Oleh: Riza Mulyani
Berbicara masalah amal, tentunya sangat erat kaitannya dengan kehidupan yang tidak pernah habis untuk diperbincangkan. Kehidupan ini adalah panggung dimana setiap orang memiliki peran di dalamnya. Masing-masing memilih jalan yang mereka anggap terbaik baginya, atau jalan yang mereka lebih cintai entah itu baik atau buruk.
Namun pernahkah kita berpikir kenapa kita dihidupkan di dunia ini? Begitupula dengan lika-liku jalan yang kita lalui dipanggung yang begitu luas ini?
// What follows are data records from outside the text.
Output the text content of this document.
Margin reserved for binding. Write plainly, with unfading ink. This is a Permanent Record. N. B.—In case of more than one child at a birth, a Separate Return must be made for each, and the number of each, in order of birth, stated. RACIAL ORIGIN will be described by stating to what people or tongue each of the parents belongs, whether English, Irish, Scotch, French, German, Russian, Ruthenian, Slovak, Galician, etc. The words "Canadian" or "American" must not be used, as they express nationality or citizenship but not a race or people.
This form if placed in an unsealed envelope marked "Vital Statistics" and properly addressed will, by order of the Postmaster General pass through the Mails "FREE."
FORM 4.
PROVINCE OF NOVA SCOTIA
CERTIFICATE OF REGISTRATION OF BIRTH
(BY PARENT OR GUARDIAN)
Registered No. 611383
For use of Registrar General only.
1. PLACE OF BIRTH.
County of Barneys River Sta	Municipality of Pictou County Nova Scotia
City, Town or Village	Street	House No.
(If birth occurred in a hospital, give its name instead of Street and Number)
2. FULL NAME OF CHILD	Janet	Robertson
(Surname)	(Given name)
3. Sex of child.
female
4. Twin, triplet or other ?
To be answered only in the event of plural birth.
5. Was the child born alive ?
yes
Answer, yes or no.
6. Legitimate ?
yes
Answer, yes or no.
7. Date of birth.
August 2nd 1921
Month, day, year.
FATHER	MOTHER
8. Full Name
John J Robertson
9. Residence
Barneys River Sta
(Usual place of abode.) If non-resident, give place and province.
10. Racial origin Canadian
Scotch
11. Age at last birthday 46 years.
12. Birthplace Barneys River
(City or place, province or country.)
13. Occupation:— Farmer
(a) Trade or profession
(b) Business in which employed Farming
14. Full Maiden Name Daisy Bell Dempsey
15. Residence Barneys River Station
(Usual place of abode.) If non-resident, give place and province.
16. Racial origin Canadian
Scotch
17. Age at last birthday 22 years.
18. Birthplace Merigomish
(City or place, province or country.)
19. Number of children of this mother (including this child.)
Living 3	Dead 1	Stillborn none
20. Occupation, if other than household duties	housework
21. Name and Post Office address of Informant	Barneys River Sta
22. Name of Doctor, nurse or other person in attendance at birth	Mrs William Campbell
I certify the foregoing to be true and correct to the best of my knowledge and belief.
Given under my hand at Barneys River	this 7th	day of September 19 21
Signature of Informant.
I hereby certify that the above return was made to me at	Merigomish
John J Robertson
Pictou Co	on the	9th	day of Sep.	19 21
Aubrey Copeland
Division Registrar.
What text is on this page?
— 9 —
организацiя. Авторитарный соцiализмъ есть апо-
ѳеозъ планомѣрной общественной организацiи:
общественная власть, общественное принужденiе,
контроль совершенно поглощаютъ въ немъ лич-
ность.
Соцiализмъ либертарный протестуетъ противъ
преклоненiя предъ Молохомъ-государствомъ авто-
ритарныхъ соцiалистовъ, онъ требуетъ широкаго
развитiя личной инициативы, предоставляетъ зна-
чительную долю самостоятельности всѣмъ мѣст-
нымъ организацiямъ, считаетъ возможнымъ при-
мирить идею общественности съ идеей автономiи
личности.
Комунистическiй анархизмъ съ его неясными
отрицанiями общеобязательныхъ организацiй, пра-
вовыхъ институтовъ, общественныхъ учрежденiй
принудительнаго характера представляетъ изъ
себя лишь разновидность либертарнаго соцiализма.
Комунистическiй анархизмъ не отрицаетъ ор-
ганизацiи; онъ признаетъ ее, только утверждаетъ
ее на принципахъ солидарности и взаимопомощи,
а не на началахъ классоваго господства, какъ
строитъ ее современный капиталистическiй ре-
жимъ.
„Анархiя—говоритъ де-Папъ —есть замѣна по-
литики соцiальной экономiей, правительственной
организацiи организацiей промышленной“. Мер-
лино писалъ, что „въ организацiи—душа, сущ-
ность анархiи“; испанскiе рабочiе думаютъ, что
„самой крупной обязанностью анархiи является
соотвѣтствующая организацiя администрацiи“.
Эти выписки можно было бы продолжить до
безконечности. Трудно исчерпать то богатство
Untuk apa? Apakah kehidupan ini hanya kita habiskan untuk mencari uang? Makan? Bersosial? Hingga saat tubuh terbujur kaku dan tidak sanggup membuka mata karena telah habis masa umur kita? Dimana kematian seolah menjadi sesuatu momok sebagai penghancur semua harapan di dunia.
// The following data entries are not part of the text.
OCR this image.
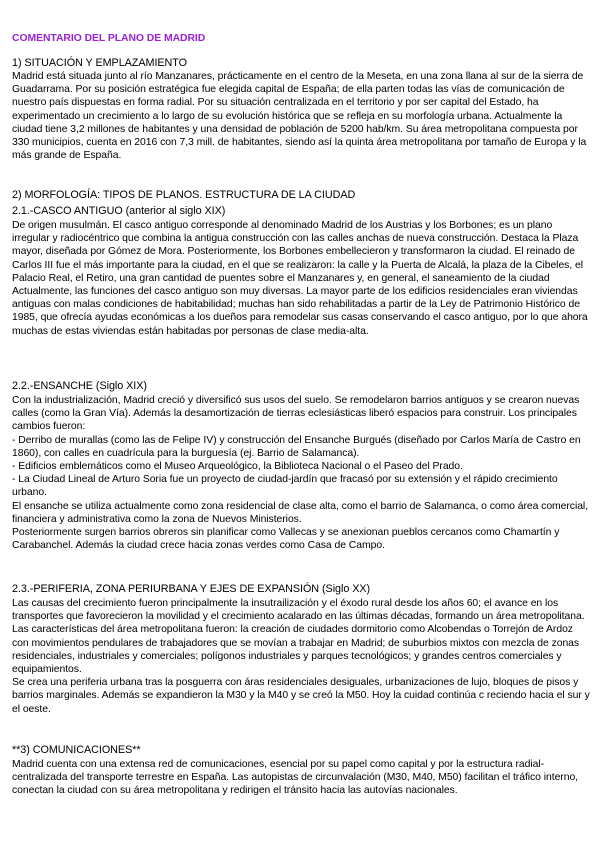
COMENTARIO DEL PLANO DE MADRID
1) SITUACIÓN Y EMPLAZAMIENTO

Madrid está situada junto al río Manzanares, prácticamente en el centro de la Meseta, en una zona llana al sur de la sierra de Guadarrama. Por su posición estratégica fue elegida capital de España; de ella parten todas las vías de comunicación de nuestro país dispuestas en forma radial. Por su situación centralizada en el territorio y por ser capital del Estado, ha experimentado un crecimiento a lo largo de su evolución histórica que se refleja en su morfología urbana. Actualmente la ciudad tiene 3,2 millones de habitantes y una densidad de población de 5200 hab/km. Su área metropolitana compuesta por 330 municipios, cuenta en 2016 con 7,3 mill. de habitantes, siendo así la quinta área metropolitana por tamaño de Europa y la más grande de España.

2) MORFOLOGÍA: TIPOS DE PLANOS. ESTRUCTURA DE LA CIUDAD
2.1.-CASCO ANTIGUO (anterior al siglo XIX)

De origen musulmán. El casco antiguo corresponde al denominado Madrid de los Austrias y los Borbones; es un plano irregular y radiocéntrico que combina la antigua construcción con las calles anchas de nueva construcción. Destaca la Plaza mayor, diseñada por Gómez de Mora. Posteriormente, los Borbones embellecieron y transformaron la ciudad. El reinado de Carlos III fue el más importante para la ciudad, en el que se realizaron: la calle y la Puerta de Alcalá, la plaza de la Cibeles, el Palacio Real, el Retiro, una gran cantidad de puentes sobre el Manzanares y, en general, el saneamiento de la ciudad

Actualmente, las funciones del casco antiguo son muy diversas. La mayor parte de los edificios residenciales eran viviendas antiguas con malas condiciones de habitabilidad; muchas han sido rehabilitadas a partir de la Ley de Patrimonio Histórico de 1985, que ofrecía ayudas económicas a los dueños para remodelar sus casas conservando el casco antiguo, por lo que ahora muchas de estas viviendas están habitadas por personas de clase media-alta.

2.2.-ENSANCHE (Siglo XIX)

Con la industrialización, Madrid creció y diversificó sus usos del suelo. Se remodelaron barrios antiguos y se crearon nuevas calles (como la Gran Vía). Además la desamortización de tierras eclesiásticas liberó espacios para construir. Los principales cambios fueron:

- Derribo de murallas (como las de Felipe IV) y construcción del Ensanche Burgués (diseñado por Carlos María de Castro en 1860), con calles en cuadrícula para la burguesía (ej. Barrio de Salamanca).

- Edificios emblemáticos como el Museo Arqueológico, la Biblioteca Nacional o el Paseo del Prado.

- La Ciudad Lineal de Arturo Soria fue un proyecto de ciudad-jardín que fracasó por su extensión y el rápido crecimiento urbano.

El ensanche se utiliza actualmente como zona residencial de clase alta, como el barrio de Salamanca, o como área comercial, financiera y administrativa como la zona de Nuevos Ministerios.

Posteriormente surgen barrios obreros sin planificar como Vallecas y se anexionan pueblos cercanos como Chamartín y Carabanchel. Además la ciudad crece hacia zonas verdes como Casa de Campo.

2.3.-PERIFERIA, ZONA PERIURBANA Y EJES DE EXPANSIÓN (Siglo XX)

Las causas del crecimiento fueron principalmente la insutrailización y el éxodo rural desde los años 60; el avance en los transportes que favorecieron la movilidad y el crecimiento acalarado en las últimas décadas, formando un área metropolitana. Las características del área metropolitana fueron: la creación de ciudades dormitorio como Alcobendas o Torrejón de Ardoz con movimientos pendulares de trabajadores que se movían a trabajar en Madrid; de suburbios mixtos con mezcla de zonas residenciales, industriales y comerciales; polígonos industriales y parques tecnológicos; y grandes centros comerciales y equipamientos.

Se crea una periferia urbana tras la posguerra con áras residenciales desiguales, urbanizaciones de lujo, bloques de pisos y barrios marginales. Además se expandieron la M30 y la M40 y se creó la M50. Hoy la cuidad continúa c reciendo hacia el sur y el oeste.

**3) COMUNICACIONES**

Madrid cuenta con una extensa red de comunicaciones, esencial por su papel como capital y por la estructura radial-centralizada del transporte terrestre en España. Las autopistas de circunvalación (M30, M40, M50) facilitan el tráfico interno, conectan la ciudad con su área metropolitana y redirigen el tránsito hacia las autovías nacionales.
Lalu untuk apa kita hidup jika seandainya yang dipikirkan hanyalah uang, makan, dan yang bersifat keduniaan lainnya padahal pada akhirnya semua itu tidak kita bawa saat ajal tiba?
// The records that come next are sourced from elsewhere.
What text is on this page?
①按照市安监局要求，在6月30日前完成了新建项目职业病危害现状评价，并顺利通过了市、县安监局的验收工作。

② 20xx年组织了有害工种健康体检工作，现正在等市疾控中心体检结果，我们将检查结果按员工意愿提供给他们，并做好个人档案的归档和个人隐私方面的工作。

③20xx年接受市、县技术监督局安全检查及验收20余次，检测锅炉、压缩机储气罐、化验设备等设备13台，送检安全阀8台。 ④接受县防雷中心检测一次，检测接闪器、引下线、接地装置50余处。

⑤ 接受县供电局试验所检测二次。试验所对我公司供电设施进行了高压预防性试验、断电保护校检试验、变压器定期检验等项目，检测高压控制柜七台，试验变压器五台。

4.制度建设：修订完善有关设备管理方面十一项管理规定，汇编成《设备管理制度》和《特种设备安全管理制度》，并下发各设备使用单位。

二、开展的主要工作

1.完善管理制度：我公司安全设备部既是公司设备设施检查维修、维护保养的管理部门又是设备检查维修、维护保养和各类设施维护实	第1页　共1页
Maka sungguh kehidupan tidak hanya untuk hidup, tapi justru kematianlah yang menyadarkan kita bahwa kehidupan inilah sebagai jembatan mencari bekal setelah mati. Ingatlah firman Allah ﷻ dalam surat Al-Mulk ayat 2:
الَّذِيْ خَلَقَ الْمَوْتَ وَالْحَيٰوةَ لِيَبْلُوَكُمْ اَيُّكُمْ اَحْسَنُ عَمَلًاۗ وَهُوَ الْعَزِيْزُ الْغَفُوْرُۙ
"Yang menciptakan mati dan hidup, untuk menguji kamu, siapa di antara kamu yang lebih baik amalnya. Dan Dia Mahaperkasa, Maha Pengampun".
Ayat diatas menjelaskan "Allah ﷻ menguji kamu, siapa diantara kamu yang lebih baik amalnya" inilah yang menjadi titik tekannya. Allah ﷻ tidak mengatakan 'terbanyak amalnya'.
Maknanya, dalam beramal, Allah ﷻ tidak menuntut kuantitas banyaknya amal, tetapi kualitas amalnya (ikhlas dan sesuai tuntunan Nabi).
Karena tidak sedikit orang mengira, dengan memperbanyak amalan ibadah yang tidak dengan dasar-dasar ilmu, merasa sudah benar dan semakin dekat kepada Allah ﷻ. Padahal, tidak akan diterima sampai seseorang itu ikhlas dan benar dalam beramal. Yang dimaksud ikhlas adalah amalan tersebut dikerjakan hanya karena Allah ﷻ. Yang dimaksud benar dalam beramal adalah selalu mengikuti petunjuk Nabi.
Mari kita perhatikan langkah berikut ini untuk menopang menjadi amal terbaik:
- Menyadari setiap perbuatan akan dimintai pertanggungjawaban.
- Selalu mengingat kematian, sehingga mencintai kampung akhirat.
- Bersegera melakukan perintah dan menjauhi larangan Allah ﷻ.
- Menjaga kehati-hatian(waro') dari perkara yang diharamkan.
- Meninggalkan perkara-perkara yang mubah, karena perkara mubah menghantarkan kepada kesenangan dunia yang fana.
Demikianlah uraian ayat di atas, semoga dapat membuka hati kita untuk menerima kebenaran tentang hakikat kehidupan dan kematian. Menjadikan ujian yang datang silih berganti di dunia ini sebagai parameter bagi setiap insan. Siapakah yang lebih baik, dan serius dalam menjalankan segala amalan dan beribadah kepada Allah Subhanahu wa ta’ala dalam seluruh aspek kehidupan.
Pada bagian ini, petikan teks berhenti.